Current implementation supports:

1. **File-level** (currently implemented): Skip completed files, restart incomplete ones
   - Simple and reliable
   - Best for multi-file imports with split files
   - No duplicate data

2. **Checkpoint-level** (future enhancement): Resume from last 10K-doc checkpoint
   - Would allow resuming within a single large file
   - Requires tracking file position/line number

3. **Idempotent** (future enhancement): Use deterministic IDs with upserts
   - Most reliable for network interruptions
   - Handles duplicate data gracefully

## Performance Optimization

### Benchmark: 200K Row Import

Test file: NYC taxi data (200,000 rows, ~30MB)

| Configuration | Time | Docs/sec | Command |
|--------------|------|----------|---------|
| Sync default | 8.3s | 24,000 | `pyimport data.csv` |
| Async | 6.6s | 30,000 | `pyimport --asyncpro data.csv` |
| Multi (4 cores) | 4.0s | 50,000 | `pyimport --multi --splitfile --autosplit 10 --poolsize 4 data.csv` |
| Threading | 6.8s | 29,000 | `pyimport --threads --splitfile --autosplit 8 --poolsize 8 data.csv` |

### Optimal Settings by File Size

**Small files (< 50MB):**
```bash
pyimport --batchsize 2000 data.csv
```

**Medium files (50MB - 500MB):**
```bash
pyimport --asyncpro --batchsize 5000 data.csv
```

**Large files (> 500MB):**
```bash
pyimport --multi --splitfile --autosplit 12 --poolsize 4 \
         --batchsize 10000 --writeconcern 0 \
         data.csv
```

**Huge files (> 5GB):**
```bash
pyimport --multi --splitfile --autosplit 20 --poolsize 8 \
         --batchsize 10000 --writeconcern 0 \
         --forkmethod spawn \
         data.csv
```

### Tuning Batch Size

Batch size affects memory usage and write frequency:

```bash
# Small batches (safer, more frequent writes)
pyimport --batchsize 500 data.csv

# Medium batches (balanced)
pyimport --batchsize 2000 data.csv

# Large batches (faster, more memory)
pyimport --batchsize 10000 data.csv
```

**Rule of thumb:**
- **100-1000**: Small files or low memory
- **1000-5000**: General purpose (default: 1000)
- **5000-10000**: Large files, ample memory
- **> 10000**: Risk of OOM errors

### Write Concern Trade-offs

Control MongoDB write acknowledgment:

```bash
# Fastest (no acknowledgment)
pyimport --writeconcern 0 data.csv

# Balanced (acknowledged)
pyimport --writeconcern 1 data.csv

# Safest (replicated)
pyimport --writeconcern majority --journal data.csv
```

**Performance impact:**
- `writeconcern 0`: Fastest, risk of data loss
- `writeconcern 1`: ~10-20% slower, safe for standalone
- `writeconcern majority`: ~30-50% slower, safe for replica sets

### Date Parsing Performance

Date parsing can be a bottleneck.
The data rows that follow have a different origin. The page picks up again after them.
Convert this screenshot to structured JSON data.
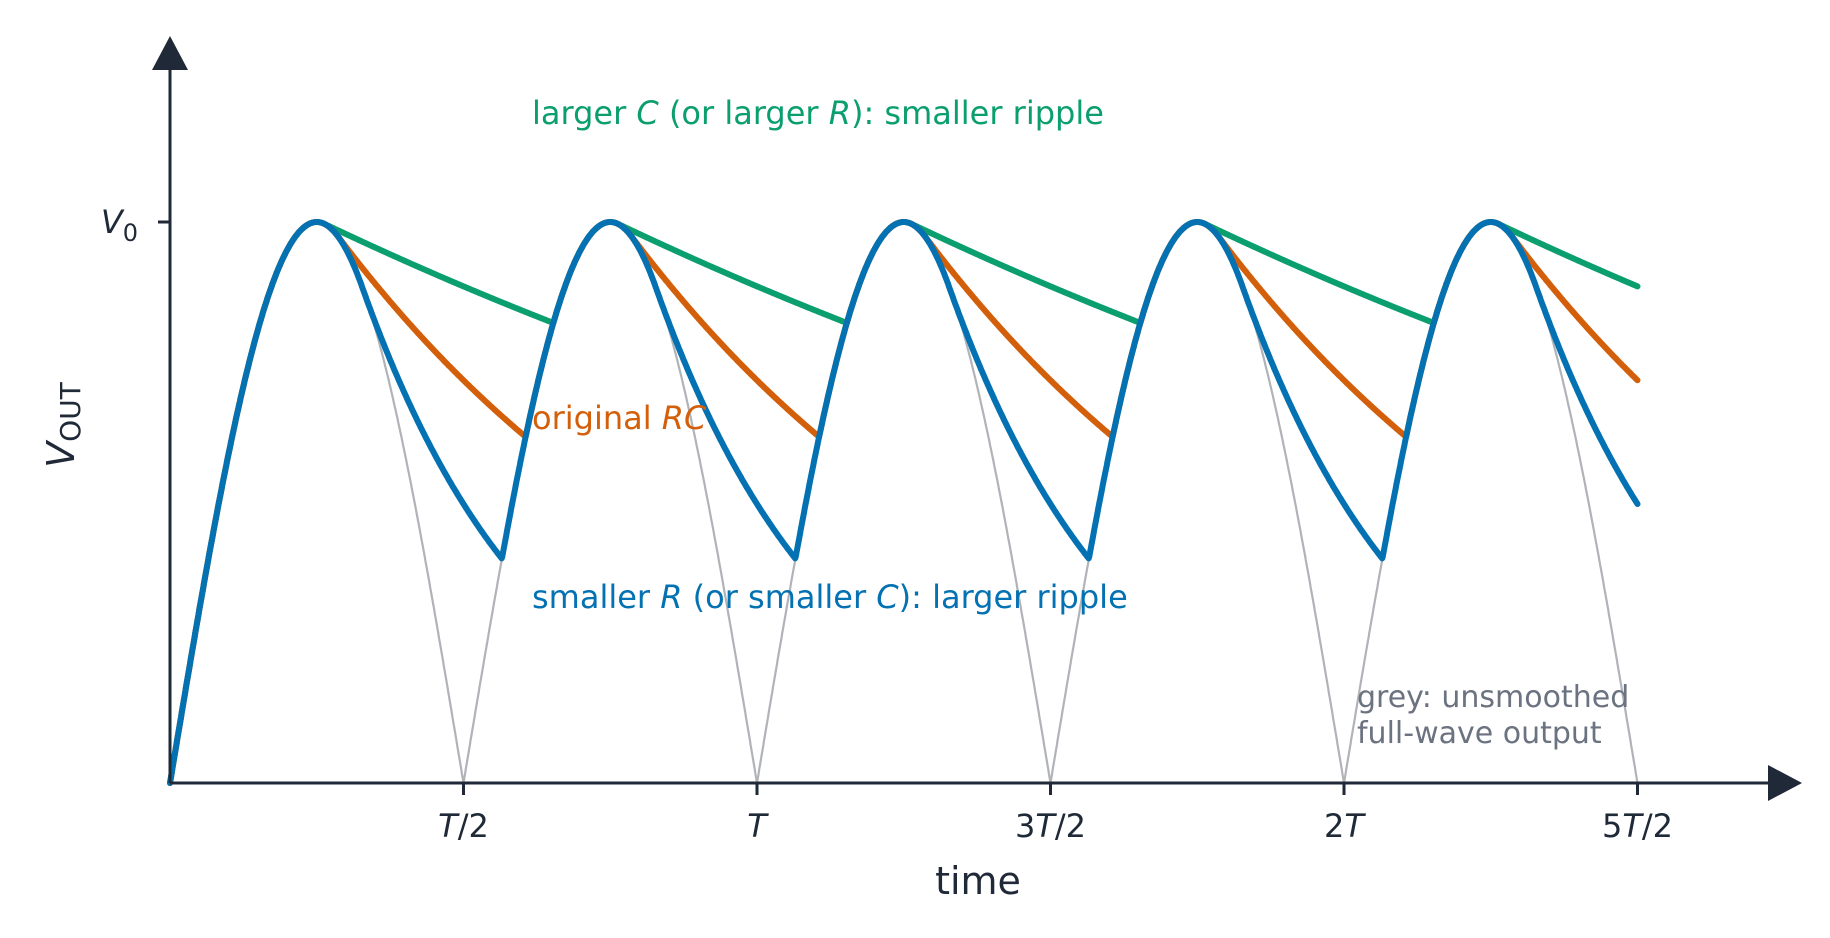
{
  "chart_data": {
    "type": "line",
    "xlabel": "time",
    "ylabel": {
      "main": "V",
      "sub": "OUT"
    },
    "x_unit": "T",
    "xlim": [
      0,
      2.5
    ],
    "ylim": [
      0,
      1
    ],
    "x_ticks": [
      {
        "value": 0.5,
        "parts": [
          {
            "t": "T",
            "it": true
          },
          {
            "t": "/2",
            "it": false
          }
        ]
      },
      {
        "value": 1.0,
        "parts": [
          {
            "t": "T",
            "it": true
          }
        ]
      },
      {
        "value": 1.5,
        "parts": [
          {
            "t": "3",
            "it": false
          },
          {
            "t": "T",
            "it": true
          },
          {
            "t": "/2",
            "it": false
          }
        ]
      },
      {
        "value": 2.0,
        "parts": [
          {
            "t": "2",
            "it": false
          },
          {
            "t": "T",
            "it": true
          }
        ]
      },
      {
        "value": 2.5,
        "parts": [
          {
            "t": "5",
            "it": false
          },
          {
            "t": "T",
            "it": true
          },
          {
            "t": "/2",
            "it": false
          }
        ]
      }
    ],
    "y_ticks": [
      {
        "value": 1.0,
        "main": "V",
        "sub": "0"
      }
    ],
    "grid": false,
    "waveform": "full-wave rectified sine, period T, peak V0 at T/4 + k*T/2",
    "series": [
      {
        "key": "unsmoothed",
        "color": "#b0b3b8",
        "decay_tau": null
      },
      {
        "key": "larger_c",
        "color": "#0b9e6e",
        "decay_tau": 2.0
      },
      {
        "key": "original",
        "color": "#d35f0a",
        "decay_tau": 0.7
      },
      {
        "key": "smaller_r",
        "color": "#0471b2",
        "decay_tau": 0.3
      }
    ],
    "annotations": [
      {
        "key": "larger_c",
        "color": "#0b9e6e",
        "parts": [
          {
            "t": "larger ",
            "it": false
          },
          {
            "t": "C",
            "it": true
          },
          {
            "t": " (or larger ",
            "it": false
          },
          {
            "t": "R",
            "it": true
          },
          {
            "t": "): smaller ripple",
            "it": false
          }
        ]
      },
      {
        "key": "original",
        "color": "#d35f0a",
        "parts": [
          {
            "t": "original ",
            "it": false
          },
          {
            "t": "RC",
            "it": true
          }
        ]
      },
      {
        "key": "smaller_r",
        "color": "#0471b2",
        "parts": [
          {
            "t": "smaller ",
            "it": false
          },
          {
            "t": "R",
            "it": true
          },
          {
            "t": " (or smaller ",
            "it": false
          },
          {
            "t": "C",
            "it": true
          },
          {
            "t": "): larger ripple",
            "it": false
          }
        ]
      }
    ],
    "note": [
      "grey: unsmoothed",
      "full-wave output"
    ],
    "colors": {
      "axis": "#1f2937",
      "note": "#6b7280"
    }
  }
}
Optimize with these techniques:

**1. Use ISO dates when possible:**
```toml
[date]
type = "isodate"  # 100x faster than generic parsing
```

**2. Always specify format:**
```toml
[date]
type = "date"
format = "%Y-%m-%d"  # Much faster than format-less parsing
```

**3. Avoid generic date parsing:**
```toml
# Slow (uses dateutil.parser)
[date]
type = "date"

# Fast (uses strptime)
[date]
type = "date"
format = "%m/%d/%Y"
```

**Performance comparison:**
- `isodate`: ~100 ns/date
- `date` with format: ~10 μs/date
- `date` without format: ~1 ms/date (100x slower!)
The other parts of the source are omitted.